您现在的位置：程式師世界 >> 編程語言 > >> 更多編程語言 >> Python

Python CUDA 編程 - 6 - 共享內存

編輯：Python

CUDA編程中內存分為主機內存（內存條）與設備內存（顯存），為提高計算效率，需要設計程序降低內存的數據搬運，或使用快速的內存寄存數據。

共享內存

CPU和GPU組成異構計算架構，如果想從內存上優化程序，我們必須盡量減少主機與GPU設備間的數據拷貝，並將更多計算從主機端轉移到GPU設備端，我們要盡量在設備端初始化數據，並計算中間數據，並盡量不做無意義的數據回寫。

GPU的內存結構如圖所示：GPU的計算核心都在Streaming Multiprocessor（SM）上，SM裡有計算核心可直接訪問的寄存器（Register）和共享內存（Shared Memory）；多個SM可以讀取顯卡上的顯存，包括全局內存（Global Memory）。

每個SM上的Shared Memory相當於該SM上的一個緩存，一般都很小，Telsa V100的Shared Memory也只有96KB。注意，Shared Memory和Global Memory的字面上都有共享的意思，但是不要將兩者的概念混淆，Shared Memory離計算核心更近，延遲很低；Global Memory是整個顯卡上的全局內存，延遲高。

從軟件角度來看，CUDA的線程可以訪問不同級別的存儲，每個Thread有獨立的私有內存；每個Block中多個Thread都可以在該Block的Shared Memory中讀寫數據；整個Grid中所有Thread都可以讀寫Global Memory。Shared Memory的讀寫訪問速度會遠高於Global Memory。

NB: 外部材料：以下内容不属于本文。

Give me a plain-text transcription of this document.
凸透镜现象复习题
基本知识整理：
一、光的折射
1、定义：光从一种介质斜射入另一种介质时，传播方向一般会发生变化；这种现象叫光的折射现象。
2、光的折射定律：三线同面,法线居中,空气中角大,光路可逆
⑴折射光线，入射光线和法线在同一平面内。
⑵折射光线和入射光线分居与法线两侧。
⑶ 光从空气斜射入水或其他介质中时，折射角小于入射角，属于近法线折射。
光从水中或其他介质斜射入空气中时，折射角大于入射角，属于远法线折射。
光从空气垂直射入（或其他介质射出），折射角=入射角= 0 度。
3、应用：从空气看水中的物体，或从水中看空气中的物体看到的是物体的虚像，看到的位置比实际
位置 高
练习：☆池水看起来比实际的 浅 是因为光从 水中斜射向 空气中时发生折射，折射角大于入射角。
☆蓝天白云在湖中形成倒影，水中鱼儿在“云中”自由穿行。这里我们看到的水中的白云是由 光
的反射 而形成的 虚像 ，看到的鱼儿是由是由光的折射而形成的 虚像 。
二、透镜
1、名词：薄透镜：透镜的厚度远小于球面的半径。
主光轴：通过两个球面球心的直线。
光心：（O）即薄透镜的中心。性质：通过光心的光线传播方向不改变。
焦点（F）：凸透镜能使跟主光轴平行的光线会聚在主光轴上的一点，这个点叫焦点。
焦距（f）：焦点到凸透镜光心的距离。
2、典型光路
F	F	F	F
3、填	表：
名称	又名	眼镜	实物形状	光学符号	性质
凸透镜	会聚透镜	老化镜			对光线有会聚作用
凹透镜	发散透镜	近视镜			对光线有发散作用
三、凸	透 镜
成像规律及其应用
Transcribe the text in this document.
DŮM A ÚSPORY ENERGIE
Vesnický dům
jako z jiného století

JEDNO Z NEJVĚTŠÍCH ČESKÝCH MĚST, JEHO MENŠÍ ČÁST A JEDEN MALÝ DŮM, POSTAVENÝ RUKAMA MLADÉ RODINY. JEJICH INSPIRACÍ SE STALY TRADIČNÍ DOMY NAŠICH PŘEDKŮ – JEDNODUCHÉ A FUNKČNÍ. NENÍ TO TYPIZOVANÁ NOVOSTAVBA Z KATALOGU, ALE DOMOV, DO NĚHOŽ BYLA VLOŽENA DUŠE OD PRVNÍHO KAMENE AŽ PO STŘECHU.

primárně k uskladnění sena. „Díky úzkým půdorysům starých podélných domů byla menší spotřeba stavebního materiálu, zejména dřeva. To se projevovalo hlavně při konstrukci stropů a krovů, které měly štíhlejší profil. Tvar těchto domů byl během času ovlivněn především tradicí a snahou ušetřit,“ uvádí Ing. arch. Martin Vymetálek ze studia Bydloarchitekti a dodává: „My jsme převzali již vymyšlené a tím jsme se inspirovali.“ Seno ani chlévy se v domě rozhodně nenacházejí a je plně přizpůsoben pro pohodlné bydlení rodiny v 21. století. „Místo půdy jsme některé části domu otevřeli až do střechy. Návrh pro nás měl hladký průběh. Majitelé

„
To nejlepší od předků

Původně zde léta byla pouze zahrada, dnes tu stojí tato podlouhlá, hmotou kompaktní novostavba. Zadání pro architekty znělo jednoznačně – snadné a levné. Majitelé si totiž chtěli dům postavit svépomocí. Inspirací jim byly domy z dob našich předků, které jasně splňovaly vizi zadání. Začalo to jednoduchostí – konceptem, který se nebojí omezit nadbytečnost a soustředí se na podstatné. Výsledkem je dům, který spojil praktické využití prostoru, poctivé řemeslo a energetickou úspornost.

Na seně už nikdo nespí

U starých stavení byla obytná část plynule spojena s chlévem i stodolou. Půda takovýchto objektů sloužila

內存優化一般主要利用Shared Memory技術。下文將以矩陣乘法為例，展示如何使用Shared Memory來優化程序。

普通矩陣乘法

一個C = AB的矩陣乘法運算，需要我們把A的某一行與B的某一列的所有元素一一相乘，求和後，將結果存儲到結果矩陣C的(row, col)上。在這種實現中，每個線程都要讀取A的一整行和B的一整列，共計算M行*P列。以計算第row行為例，計算C[row, 0]、C[row, 1]…C[row, p-1]這些點時都需要從顯存的Global Memory中把整個第row行讀取一遍。可以算到，A矩陣中的每個點需要被讀 B.width 次，B矩陣中的每個點需要被讀 A.height 次。這樣比較浪費時間。因此，可以將多次訪問的數據放到Shared Memory中，減少重復讀取的次數，並充分利用Shared Memory的延遲低的優勢。

from numba import cuda
import numpy as np
import math
from time import time
@cuda.jit
def matmul(A, B, C):
""" 矩陣乘法 C = A * B
"""
# Numba庫提供了更簡易的計算方法
# x, y = cuda.grid(2)
# 具體計算公式如下
row = cuda.threadIdx.x + cuda.blockDim.x * cuda.blockIdx.x
col = cuda.threadIdx.y + cuda.blockDim.y * cuda.blockIdx.y
if row < C.shape[0] and col < C.shape[1]:
tmp = 0.
for k in range(A.shape[1]):
tmp += A[row, k] * B[k, col]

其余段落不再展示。